Qualitative. The MacCAT-CR understanding section disclosed information and provided questions on the children’s comprehension of the purpose of the clinical research, the duration, the procedures, the research objectives, blinding in different treatment arms and the possibility of receiving placebo, and possible risks and benefits. The MacCAT-CR reasoning section contained questions on children’s thoughts about research participation: what would you rather do, participate or not?; why would you rather participate, or not participate?; what do you think is good about participating, and what is not good about it?; why would you prefer participating (or not participating) above not participating (or participating)?

Data Analysis

Quantitative. We used multiple logistic regression analysis to examine to what extent the possible explanatory variables—age, gender, disease experience, socioeconomic status, complexity and risk of the study, intelligence, ethnicity, decision-making competence, and parental competence judgment—were related to the decision to participate, or not participate, in the research project. First, we examined the distribution of these variables in the sample in contingency tables. Ethnicity classifications were collapsed into Western European and other ethnicity. Then, all explanatory variables were entered simultaneously into the model to examine which variable contributed most to the probability for a positive decision on trial participation. Since adjusted odds ratio for the variables depend on their scale of measurement, we used the Wald statistic as a measure of strength of the association with trial participation.

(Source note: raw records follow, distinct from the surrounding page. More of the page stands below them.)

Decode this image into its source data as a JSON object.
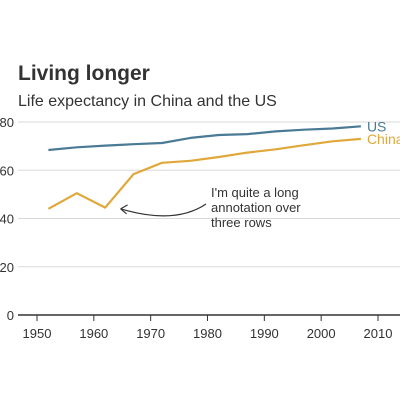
{
  "chart_data": {
    "type": "line",
    "title": "Living longer",
    "subtitle": "Life expectancy in China and the US",
    "xlabel": "",
    "ylabel": "",
    "xlim": [
      1950,
      2010
    ],
    "ylim": [
      0,
      80
    ],
    "x_ticks": [
      1950,
      1960,
      1970,
      1980,
      1990,
      2000,
      2010
    ],
    "y_ticks": [
      0,
      20,
      40,
      60,
      80
    ],
    "grid": true,
    "series": [
      {
        "name": "US",
        "color": "#4a7a96",
        "points": [
          [
            1952,
            68.4
          ],
          [
            1957,
            69.5
          ],
          [
            1962,
            70.2
          ],
          [
            1967,
            70.8
          ],
          [
            1972,
            71.3
          ],
          [
            1977,
            73.4
          ],
          [
            1982,
            74.6
          ],
          [
            1987,
            75.0
          ],
          [
            1992,
            76.1
          ],
          [
            1997,
            76.8
          ],
          [
            2002,
            77.3
          ],
          [
            2007,
            78.2
          ]
        ]
      },
      {
        "name": "China",
        "color": "#e0a83a",
        "points": [
          [
            1952,
            44.0
          ],
          [
            1957,
            50.5
          ],
          [
            1962,
            44.5
          ],
          [
            1967,
            58.4
          ],
          [
            1972,
            63.1
          ],
          [
            1977,
            63.9
          ],
          [
            1982,
            65.5
          ],
          [
            1987,
            67.3
          ],
          [
            1992,
            68.7
          ],
          [
            1997,
            70.4
          ],
          [
            2002,
            72.0
          ],
          [
            2007,
            73.0
          ]
        ]
      }
    ],
    "annotation": {
      "lines": [
        "I'm quite a long",
        "annotation over",
        "three rows"
      ],
      "points_to": [
        1964,
        44
      ]
    }
  }
}
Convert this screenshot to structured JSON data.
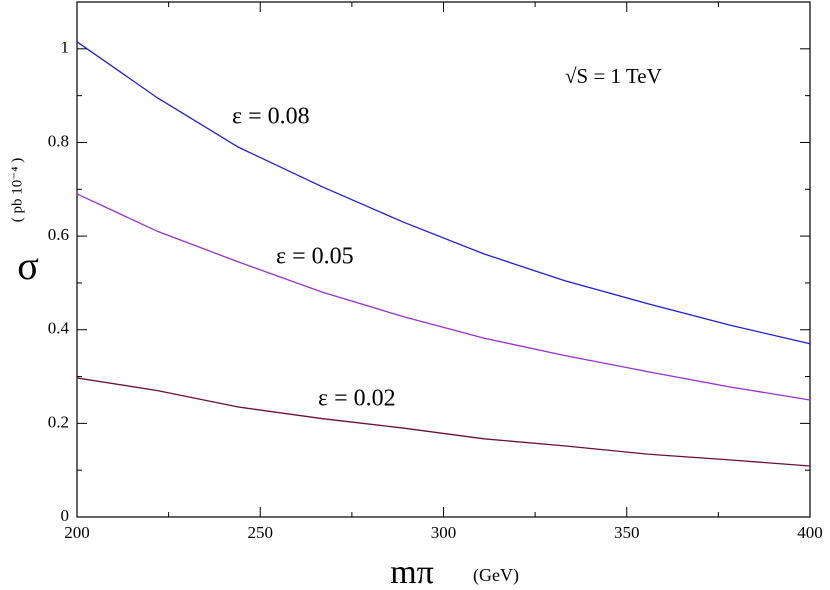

Calibration of the model was examined using the procedure of Hosmer and Lemeshow (20) to test the differences between expected model probabilities and observed probabilities of the decision to participate in research. A Hosmer and Lemeshow test P value > 0.05 indicates no statistically significant differences between observed and expected frequencies regarding the decision to participate in research and thus the model fits acceptably. Accuracy of the model was examined by a receiver operating characteristic curve analysis. The AUC served as the validity coefficient; AUCs exceeding 0.70 are generally considered adequate.

Qualitative. The interviews were transcribed verbatim and checked against the recordings. We used the software package MAXQDA (VERBI GmbH, Berlin, Germany) to manage data. Two researchers (Lotte Gelens and I.M.H.) read and annotated five transcripts independently with no predetermined coding structure. We compared the transcripts to identify emergent themes and to identify initial codes. Further discussion identified predominant themes. The codes agreed upon were: reasons to participate; expected benefit; reasons not to participate; expected burdens; decisive reason; personal beliefs; probable choice; therapeutic misconception (conceptualizing research as treatment); and expected impact of participation. Each researcher then coded the remaining transcripts, while looking for consistencies to increase trustworthiness within and between transcripts. To illustrate the interviewees’ responses, we extracted some common considerations mentioned by the participants, which were presented in the Results section.

Statement of Financial Support

All phases of this study were supported by a grant from ZonMW, The Netherlands Organization for Health Research and Development, number 11-3105-006.


All authors have no financial relationships relevant to this article to disclose.